- Royal coat of arms of the United Kingdom

Justice of the High Court
- In office 3 October 2016 – 1 May 2024
- Monarch: Charles III

Personal details
- Born: Peter Nicholas Francis 22 April 1958 (age 67) Glamorgan, Wales
- Alma mater: Downing College, Cambridge

= Nicholas Francis (judge) =

British judge

Sir Peter Nicholas Francis is a British retired High Court judge.

==Early life==
Francis was educated at Radley College and Downing College, Cambridge.

== Career ==
Francis was called to the Bar by Middle Temple in 1981, and became a King's Counsel in 2002. He specialised in family law, and became head of chambers at 29 Bedford Row in 2002.

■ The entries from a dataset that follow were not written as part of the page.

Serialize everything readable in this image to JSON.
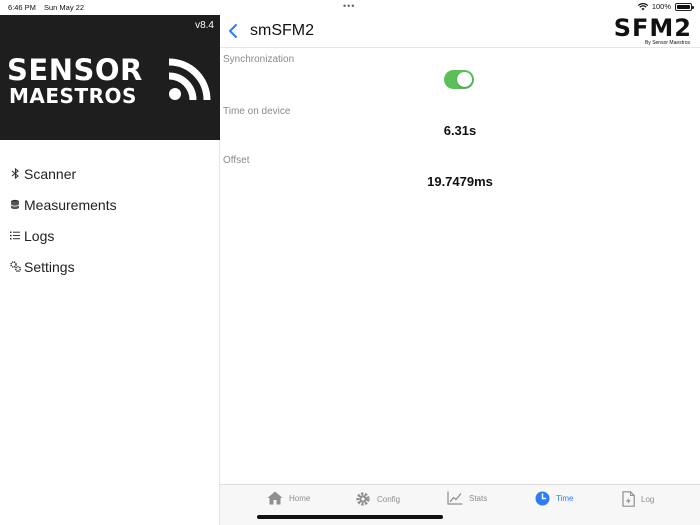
{
  "status_bar": {
    "time": "6:46 PM",
    "date": "Sun May 22",
    "battery": "100%"
  },
  "sidebar": {
    "version": "v8.4",
    "logo": {
      "line1": "SENSOR",
      "line2": "MAESTROS"
    },
    "items": [
      {
        "label": "Scanner",
        "icon": "bluetooth-icon"
      },
      {
        "label": "Measurements",
        "icon": "database-icon"
      },
      {
        "label": "Logs",
        "icon": "list-icon"
      },
      {
        "label": "Settings",
        "icon": "gears-icon"
      }
    ]
  },
  "header": {
    "title": "smSFM2",
    "brand": "SFM2",
    "brand_sub": "By Sensor Maestros"
  },
  "content": {
    "sync_label": "Synchronization",
    "sync_enabled": true,
    "time_label": "Time on device",
    "time_value": "6.31s",
    "offset_label": "Offset",
    "offset_value": "19.7479ms"
  },
  "tabs": [
    {
      "label": "Home",
      "icon": "home-icon",
      "active": false
    },
    {
      "label": "Config",
      "icon": "gear-icon",
      "active": false
    },
    {
      "label": "Stats",
      "icon": "line-chart-icon",
      "active": false
    },
    {
      "label": "Time",
      "icon": "clock-icon",
      "active": true
    },
    {
      "label": "Log",
      "icon": "document-icon",
      "active": false
    }
  ],
  "colors": {
    "accent": "#2f7df6",
    "toggle_on": "#5cc05a",
    "logo_bg": "#1e1e1e"
  }
}
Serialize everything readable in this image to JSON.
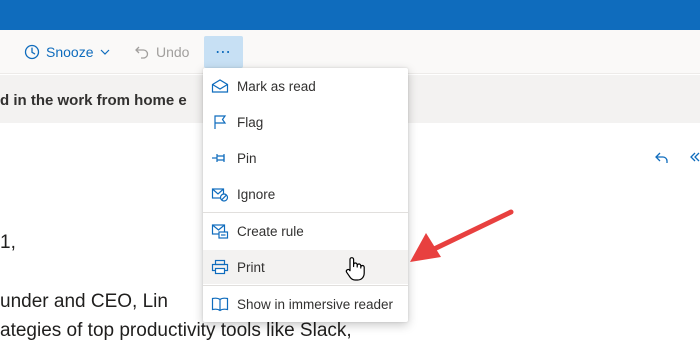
{
  "toolbar": {
    "snooze_label": "Snooze",
    "undo_label": "Undo",
    "more_label": "⋯"
  },
  "message": {
    "subject_fragment": "d in the work from home e",
    "body_lines": [
      "1,",
      "under and CEO, Lin",
      "ategies of top productivity tools like Slack,"
    ]
  },
  "more_menu": {
    "items": [
      {
        "label": "Mark as read",
        "icon": "envelope-open-icon"
      },
      {
        "label": "Flag",
        "icon": "flag-icon"
      },
      {
        "label": "Pin",
        "icon": "pin-icon"
      },
      {
        "label": "Ignore",
        "icon": "ignore-icon"
      },
      {
        "label": "Create rule",
        "icon": "rule-icon"
      },
      {
        "label": "Print",
        "icon": "printer-icon"
      },
      {
        "label": "Show in immersive reader",
        "icon": "immersive-reader-icon"
      }
    ],
    "hovered": "Print"
  },
  "colors": {
    "header_blue": "#0f6cbd",
    "accent": "#0f6cbd",
    "annotation_arrow": "#e8403f"
  }
}
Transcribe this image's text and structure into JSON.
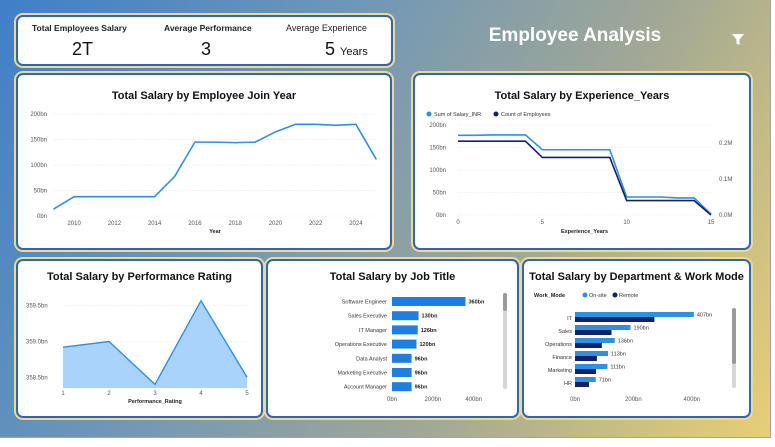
{
  "header": {
    "title": "Employee Analysis",
    "filter_icon": "filter-icon"
  },
  "kpis": [
    {
      "label": "Total Employees Salary",
      "value": "2T",
      "unit": ""
    },
    {
      "label": "Average Performance",
      "value": "3",
      "unit": ""
    },
    {
      "label": "Average Experience",
      "value": "5",
      "unit": "Years"
    }
  ],
  "charts": {
    "join_year": {
      "title": "Total Salary by Employee Join Year",
      "xlabel": "Year",
      "xticks": [
        "2010",
        "2012",
        "2014",
        "2016",
        "2018",
        "2020",
        "2022",
        "2024"
      ],
      "yticks": [
        "0bn",
        "50bn",
        "100bn",
        "150bn",
        "200bn"
      ]
    },
    "experience": {
      "title": "Total Salary by Experience_Years",
      "xlabel": "Experience_Years",
      "legend": [
        "Sum of Salary_INR",
        "Count of Employees"
      ],
      "xticks": [
        "0",
        "5",
        "10",
        "15"
      ],
      "yticks_left": [
        "0bn",
        "50bn",
        "100bn",
        "150bn",
        "200bn"
      ],
      "yticks_right": [
        "0.0M",
        "0.1M",
        "0.2M"
      ]
    },
    "performance": {
      "title": "Total Salary by Performance Rating",
      "xlabel": "Performance_Rating",
      "xticks": [
        "1",
        "2",
        "3",
        "4",
        "5"
      ],
      "yticks": [
        "358.5bn",
        "359.0bn",
        "359.5bn"
      ]
    },
    "job_title": {
      "title": "Total Salary by Job Title",
      "xticks": [
        "0bn",
        "200bn",
        "400bn"
      ]
    },
    "department": {
      "title": "Total Salary by Department & Work Mode",
      "legend_title": "Work_Mode",
      "legend": [
        "On-site",
        "Remote"
      ],
      "xticks": [
        "0bn",
        "200bn",
        "400bn"
      ]
    }
  },
  "chart_data": [
    {
      "type": "line",
      "title": "Total Salary by Employee Join Year",
      "xlabel": "Year",
      "ylabel": "",
      "x": [
        2009,
        2010,
        2011,
        2012,
        2013,
        2014,
        2015,
        2016,
        2017,
        2018,
        2019,
        2020,
        2021,
        2022,
        2023,
        2024,
        2025
      ],
      "series": [
        {
          "name": "",
          "values": [
            14,
            38,
            38,
            38,
            38,
            38,
            78,
            145,
            145,
            144,
            145,
            165,
            180,
            180,
            178,
            180,
            112
          ]
        }
      ],
      "ylim": [
        0,
        210
      ]
    },
    {
      "type": "line",
      "title": "Total Salary by Experience_Years",
      "xlabel": "Experience_Years",
      "x": [
        0,
        1,
        2,
        3,
        4,
        5,
        6,
        7,
        8,
        9,
        10,
        11,
        12,
        13,
        14,
        15
      ],
      "series": [
        {
          "name": "Sum of Salary_INR",
          "axis": "left",
          "values": [
            177,
            177,
            178,
            178,
            178,
            145,
            145,
            145,
            145,
            145,
            40,
            40,
            40,
            38,
            38,
            2
          ]
        },
        {
          "name": "Count of Employees",
          "axis": "right",
          "values": [
            0.205,
            0.205,
            0.205,
            0.205,
            0.205,
            0.16,
            0.16,
            0.16,
            0.16,
            0.16,
            0.04,
            0.04,
            0.04,
            0.04,
            0.04,
            0.0
          ]
        }
      ],
      "ylim": [
        0,
        200
      ],
      "ylim_right": [
        0,
        0.25
      ]
    },
    {
      "type": "area",
      "title": "Total Salary by Performance Rating",
      "xlabel": "Performance_Rating",
      "x": [
        1,
        2,
        3,
        4,
        5
      ],
      "series": [
        {
          "name": "",
          "values": [
            358.92,
            359.0,
            358.4,
            359.57,
            358.5
          ]
        }
      ],
      "ylim": [
        358.35,
        359.65
      ]
    },
    {
      "type": "bar",
      "title": "Total Salary by Job Title",
      "orientation": "horizontal",
      "categories": [
        "Software Engineer",
        "Sales Executive",
        "IT Manager",
        "Operations Executive",
        "Data Analyst",
        "Marketing Executive",
        "Account Manager"
      ],
      "values": [
        360,
        130,
        126,
        120,
        96,
        96,
        96
      ],
      "labels": [
        "360bn",
        "130bn",
        "126bn",
        "120bn",
        "96bn",
        "96bn",
        "96bn"
      ],
      "xlim": [
        0,
        480
      ]
    },
    {
      "type": "bar",
      "title": "Total Salary by Department & Work Mode",
      "orientation": "horizontal",
      "categories": [
        "IT",
        "Sales",
        "Operations",
        "Finance",
        "Marketing",
        "HR"
      ],
      "series": [
        {
          "name": "On-site",
          "values": [
            407,
            190,
            136,
            113,
            111,
            71
          ]
        },
        {
          "name": "Remote",
          "values": [
            272,
            125,
            92,
            75,
            72,
            48
          ]
        }
      ],
      "labels": [
        "407bn",
        "190bn",
        "136bn",
        "113bn",
        "111bn",
        "71bn"
      ],
      "xlim": [
        0,
        500
      ]
    }
  ],
  "colors": {
    "light_blue": "#2f8fe0",
    "dark_navy": "#15206b",
    "bar_blue": "#1e7fe0",
    "area_fill": "#a9d3fb",
    "card_border": "#2f66b3"
  }
}
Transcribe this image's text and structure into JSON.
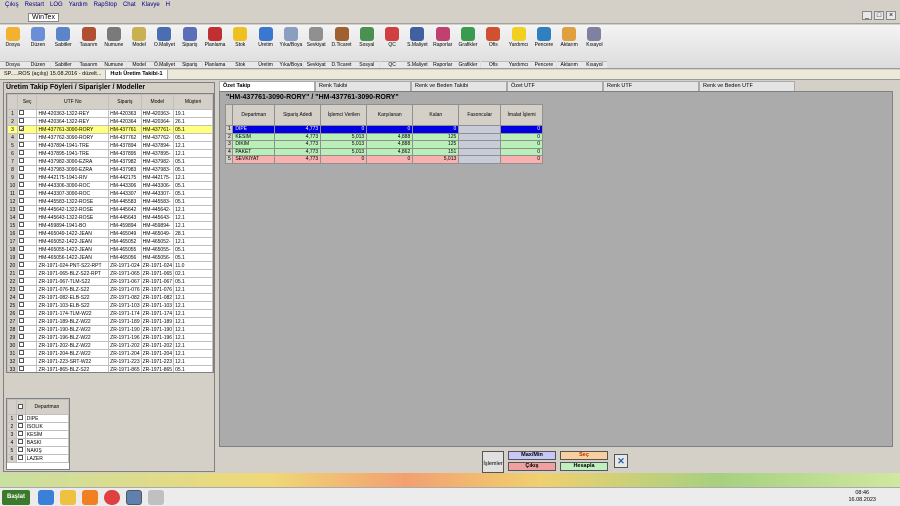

He was appointed as an Assistant Recorder in 1999 and later a Recorder to sit on the South Eastern Circuit in July, 2000.

He would be appointed as a Deputy High Court judge in 2011. He would later be appointed as a High Court judge in 2016 and assigned to the Family Division by the Lord Chief Justice. He received the customary knighthood from Queen Elizabeth II on16th of December 2016.

On 22 April 2024, the Lady Chief Justice issued Francis with formal advice for misconduct related to having delayed the issuing of a judgement by 18 months after the hearing had taken place. Francis accepted the finding of the nominated judge and expressed his regret at the delay. His explanation that at the time he was facing challenging personal circumstances and a busy workload was taken into consideration as mitigating circumstances.

Francis retired 1 May 2024.

== Notable cases ==
In 2017, he ruled on the controversial best interests case of Charlie Gard.